Lactobacillus plantarum reverse diabetes-induced Fmo3 and ICAM expression in mice through enteric dysbiosis-related c-Jun NH2-terminal kinase pathways.

Diabetes mellitus (DM) is characterized by increased fatality associated with the atherogenetic process. Circulating trimethylamine-N-oxide (TMAO) levels are closely associated with atherosclerosis. The flavin mono-oxygenase family (Fmo) members oxidize trimethylamine (TMA) to TMAO. The effect and the regulatory mechanism of intestinal microflora on diabetes-induced Fmo3 and intercellular adhesion molecule (ICAM) expression were examined in streptozotocin-induced diabetic mice (STZDM) and Akita mice (C57BL/6J-Ins2Akita). STZDM-JNK1-/- and Ins2Akita-JNK1-/- mice were produced and used to study the role of pJNK in the regulatory mechanisms. Diabetic mice exhibited decreased Lactobacilli growth and reactive oxygen species (ROS) production in the intestinal mucosa; increased levels of pJNK and iNOS proteins in the intestinal mucosa; increased levels of serum nitrate, IL-1β, and TNF-α expression in Kupffer cells; increased Fmo3 expression in the liver; and increased ICAM expression in the aorta. Reversal of diabetes-induced enteric dysbiosis by prebiotic (FOS) or probiotic (dead L. plantarum) treatment decreased diabetes-induced pJNK and iNOS expression in the intestine, Fmo3 expression in the liver, IL-1β expression in Kupffer cells, and ICAM expression in the aorta and liver.
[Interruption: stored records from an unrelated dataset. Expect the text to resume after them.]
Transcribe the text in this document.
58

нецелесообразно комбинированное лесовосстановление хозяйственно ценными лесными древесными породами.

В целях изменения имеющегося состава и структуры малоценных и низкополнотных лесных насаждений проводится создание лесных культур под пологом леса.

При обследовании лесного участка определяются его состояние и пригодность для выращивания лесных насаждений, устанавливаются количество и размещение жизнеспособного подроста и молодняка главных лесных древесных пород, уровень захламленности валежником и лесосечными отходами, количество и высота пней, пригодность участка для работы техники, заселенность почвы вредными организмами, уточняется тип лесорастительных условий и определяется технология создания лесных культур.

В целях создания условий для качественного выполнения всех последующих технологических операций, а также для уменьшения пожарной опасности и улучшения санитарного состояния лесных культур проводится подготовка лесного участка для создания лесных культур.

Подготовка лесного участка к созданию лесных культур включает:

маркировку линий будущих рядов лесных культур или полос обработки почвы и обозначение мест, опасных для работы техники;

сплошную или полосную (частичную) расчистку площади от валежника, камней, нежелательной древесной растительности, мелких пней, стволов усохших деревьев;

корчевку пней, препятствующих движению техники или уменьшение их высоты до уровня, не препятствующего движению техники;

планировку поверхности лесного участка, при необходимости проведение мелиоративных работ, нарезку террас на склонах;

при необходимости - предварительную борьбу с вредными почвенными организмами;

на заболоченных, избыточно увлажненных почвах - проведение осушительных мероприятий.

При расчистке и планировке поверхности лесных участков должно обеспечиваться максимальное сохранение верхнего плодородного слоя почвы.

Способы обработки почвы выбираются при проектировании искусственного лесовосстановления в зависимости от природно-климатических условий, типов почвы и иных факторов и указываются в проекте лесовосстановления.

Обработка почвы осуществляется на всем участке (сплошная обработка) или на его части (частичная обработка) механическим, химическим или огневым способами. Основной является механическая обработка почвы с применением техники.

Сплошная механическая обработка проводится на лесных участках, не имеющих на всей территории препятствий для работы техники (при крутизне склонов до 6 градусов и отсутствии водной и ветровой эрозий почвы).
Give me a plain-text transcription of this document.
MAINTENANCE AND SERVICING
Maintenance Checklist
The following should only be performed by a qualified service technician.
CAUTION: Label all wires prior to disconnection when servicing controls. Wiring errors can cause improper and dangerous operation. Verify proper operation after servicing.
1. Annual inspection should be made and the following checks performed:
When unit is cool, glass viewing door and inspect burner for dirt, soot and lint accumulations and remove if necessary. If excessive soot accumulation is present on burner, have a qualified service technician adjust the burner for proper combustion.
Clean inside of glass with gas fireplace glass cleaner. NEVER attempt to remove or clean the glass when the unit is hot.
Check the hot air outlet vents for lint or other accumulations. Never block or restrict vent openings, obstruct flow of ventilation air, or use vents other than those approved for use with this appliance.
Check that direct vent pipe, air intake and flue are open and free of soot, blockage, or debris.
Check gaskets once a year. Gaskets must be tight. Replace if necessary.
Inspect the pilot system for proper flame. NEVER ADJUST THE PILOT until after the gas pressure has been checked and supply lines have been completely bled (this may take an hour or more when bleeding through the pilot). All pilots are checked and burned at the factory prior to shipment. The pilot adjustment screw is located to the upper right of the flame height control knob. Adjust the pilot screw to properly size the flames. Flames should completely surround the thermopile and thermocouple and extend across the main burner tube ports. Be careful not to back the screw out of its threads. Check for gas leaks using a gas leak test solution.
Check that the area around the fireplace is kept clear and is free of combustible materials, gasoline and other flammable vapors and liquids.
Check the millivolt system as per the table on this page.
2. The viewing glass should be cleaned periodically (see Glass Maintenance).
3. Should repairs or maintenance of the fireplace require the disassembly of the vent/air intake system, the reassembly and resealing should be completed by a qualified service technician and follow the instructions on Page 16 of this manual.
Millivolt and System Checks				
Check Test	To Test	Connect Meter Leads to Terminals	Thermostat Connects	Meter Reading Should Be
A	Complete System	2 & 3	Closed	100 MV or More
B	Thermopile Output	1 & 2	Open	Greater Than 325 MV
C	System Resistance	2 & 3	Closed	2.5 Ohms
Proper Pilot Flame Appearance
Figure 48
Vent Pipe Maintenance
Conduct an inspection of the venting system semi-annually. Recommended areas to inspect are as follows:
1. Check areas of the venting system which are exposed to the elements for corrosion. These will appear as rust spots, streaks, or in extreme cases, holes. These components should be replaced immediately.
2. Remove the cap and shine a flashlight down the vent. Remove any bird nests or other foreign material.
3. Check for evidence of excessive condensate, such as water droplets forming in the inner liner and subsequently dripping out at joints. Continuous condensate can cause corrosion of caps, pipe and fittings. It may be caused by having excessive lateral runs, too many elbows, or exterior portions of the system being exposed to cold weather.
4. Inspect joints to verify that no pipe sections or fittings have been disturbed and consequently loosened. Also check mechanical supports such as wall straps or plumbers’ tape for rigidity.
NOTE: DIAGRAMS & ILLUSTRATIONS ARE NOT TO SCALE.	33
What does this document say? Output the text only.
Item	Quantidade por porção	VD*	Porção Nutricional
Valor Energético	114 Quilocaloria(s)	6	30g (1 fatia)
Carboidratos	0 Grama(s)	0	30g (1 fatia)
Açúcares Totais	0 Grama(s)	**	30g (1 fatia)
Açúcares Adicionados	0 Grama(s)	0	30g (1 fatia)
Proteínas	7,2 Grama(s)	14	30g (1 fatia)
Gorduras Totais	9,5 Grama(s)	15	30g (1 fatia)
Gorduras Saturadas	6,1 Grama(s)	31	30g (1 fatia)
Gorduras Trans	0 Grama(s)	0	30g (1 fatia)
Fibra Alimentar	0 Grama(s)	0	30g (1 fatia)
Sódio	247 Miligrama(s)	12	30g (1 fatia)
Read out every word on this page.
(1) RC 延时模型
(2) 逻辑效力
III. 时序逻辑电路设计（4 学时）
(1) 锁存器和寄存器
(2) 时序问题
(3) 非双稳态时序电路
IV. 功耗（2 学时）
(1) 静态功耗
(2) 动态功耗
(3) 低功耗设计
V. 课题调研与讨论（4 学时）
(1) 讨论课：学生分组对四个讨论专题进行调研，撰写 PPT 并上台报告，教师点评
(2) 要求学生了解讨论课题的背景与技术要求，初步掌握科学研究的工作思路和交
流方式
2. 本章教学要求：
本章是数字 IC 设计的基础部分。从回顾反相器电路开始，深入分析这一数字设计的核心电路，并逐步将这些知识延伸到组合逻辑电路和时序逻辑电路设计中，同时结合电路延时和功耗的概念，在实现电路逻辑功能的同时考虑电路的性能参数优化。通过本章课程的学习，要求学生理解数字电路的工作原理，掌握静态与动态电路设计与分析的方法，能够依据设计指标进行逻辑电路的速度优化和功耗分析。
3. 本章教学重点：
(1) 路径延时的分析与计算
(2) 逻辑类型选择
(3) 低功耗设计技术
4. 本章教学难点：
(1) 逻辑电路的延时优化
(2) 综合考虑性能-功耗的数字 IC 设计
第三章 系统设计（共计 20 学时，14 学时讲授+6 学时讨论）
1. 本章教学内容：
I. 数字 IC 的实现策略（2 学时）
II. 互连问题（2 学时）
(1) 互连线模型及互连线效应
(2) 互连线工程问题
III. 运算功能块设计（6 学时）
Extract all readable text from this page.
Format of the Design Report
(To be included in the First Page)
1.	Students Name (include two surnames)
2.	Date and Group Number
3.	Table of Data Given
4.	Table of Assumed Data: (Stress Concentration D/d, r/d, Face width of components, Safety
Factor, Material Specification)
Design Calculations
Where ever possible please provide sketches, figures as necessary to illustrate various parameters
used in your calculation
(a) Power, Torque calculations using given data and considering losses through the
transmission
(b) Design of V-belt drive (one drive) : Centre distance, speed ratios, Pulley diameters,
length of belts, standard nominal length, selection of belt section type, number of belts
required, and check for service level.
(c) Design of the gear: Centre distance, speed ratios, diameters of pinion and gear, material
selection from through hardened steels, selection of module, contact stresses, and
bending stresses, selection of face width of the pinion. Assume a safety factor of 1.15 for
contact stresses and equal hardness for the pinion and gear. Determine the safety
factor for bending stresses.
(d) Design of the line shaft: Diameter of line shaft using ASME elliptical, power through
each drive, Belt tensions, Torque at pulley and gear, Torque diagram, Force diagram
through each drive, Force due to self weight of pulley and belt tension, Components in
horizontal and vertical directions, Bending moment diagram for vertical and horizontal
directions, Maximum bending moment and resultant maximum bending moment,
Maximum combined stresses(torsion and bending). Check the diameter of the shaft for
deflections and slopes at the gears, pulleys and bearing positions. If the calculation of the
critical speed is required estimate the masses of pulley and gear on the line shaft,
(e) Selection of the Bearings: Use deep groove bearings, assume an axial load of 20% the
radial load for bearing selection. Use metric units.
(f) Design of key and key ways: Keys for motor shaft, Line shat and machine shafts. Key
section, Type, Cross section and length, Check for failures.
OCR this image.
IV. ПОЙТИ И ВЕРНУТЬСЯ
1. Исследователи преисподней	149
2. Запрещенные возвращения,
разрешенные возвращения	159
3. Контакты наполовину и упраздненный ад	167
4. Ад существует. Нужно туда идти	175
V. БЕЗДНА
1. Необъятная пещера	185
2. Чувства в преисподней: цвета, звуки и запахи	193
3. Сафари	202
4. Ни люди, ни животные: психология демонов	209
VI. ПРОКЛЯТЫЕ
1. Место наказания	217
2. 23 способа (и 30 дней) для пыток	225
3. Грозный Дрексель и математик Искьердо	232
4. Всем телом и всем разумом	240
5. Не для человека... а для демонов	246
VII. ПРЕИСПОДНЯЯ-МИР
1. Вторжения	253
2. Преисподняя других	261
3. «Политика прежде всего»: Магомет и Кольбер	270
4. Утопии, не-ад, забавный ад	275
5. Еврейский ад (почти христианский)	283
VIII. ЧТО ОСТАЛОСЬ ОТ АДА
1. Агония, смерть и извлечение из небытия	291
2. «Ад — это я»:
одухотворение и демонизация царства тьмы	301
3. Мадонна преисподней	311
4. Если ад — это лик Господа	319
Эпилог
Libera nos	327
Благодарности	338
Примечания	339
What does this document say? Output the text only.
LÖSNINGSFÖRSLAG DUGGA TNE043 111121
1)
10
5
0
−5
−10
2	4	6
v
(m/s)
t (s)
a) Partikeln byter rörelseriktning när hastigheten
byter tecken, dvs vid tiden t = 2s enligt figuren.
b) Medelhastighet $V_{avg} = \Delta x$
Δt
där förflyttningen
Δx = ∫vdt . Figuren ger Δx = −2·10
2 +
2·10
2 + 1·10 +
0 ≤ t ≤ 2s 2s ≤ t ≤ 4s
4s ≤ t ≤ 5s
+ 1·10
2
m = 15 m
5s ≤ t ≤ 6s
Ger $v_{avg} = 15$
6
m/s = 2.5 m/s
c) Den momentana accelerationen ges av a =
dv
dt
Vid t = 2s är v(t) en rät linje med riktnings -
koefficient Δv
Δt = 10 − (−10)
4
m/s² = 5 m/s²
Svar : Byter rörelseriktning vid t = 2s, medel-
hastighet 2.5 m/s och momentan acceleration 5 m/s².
Ins2Akita-JNK1-/- and STZDM-JNK1-/- mice demonstrated decreased levels of serum NO, IL-1β expression in Kupffer cells, Fmo3 expression in the liver, and ICAM expression in the aorta. GF mice cohoused with DM mice demonstrated an increase in ICAM expression in the liver. In conclusion, diabetes induced the expression of both Fmo3 and ICAM expression and possible vascular impairment through enteric dysbiosis. Diabetes-induced Fmo3 and ICAM expression could be reversed by pJNK inhibition or by correcting enteric dysbiosis.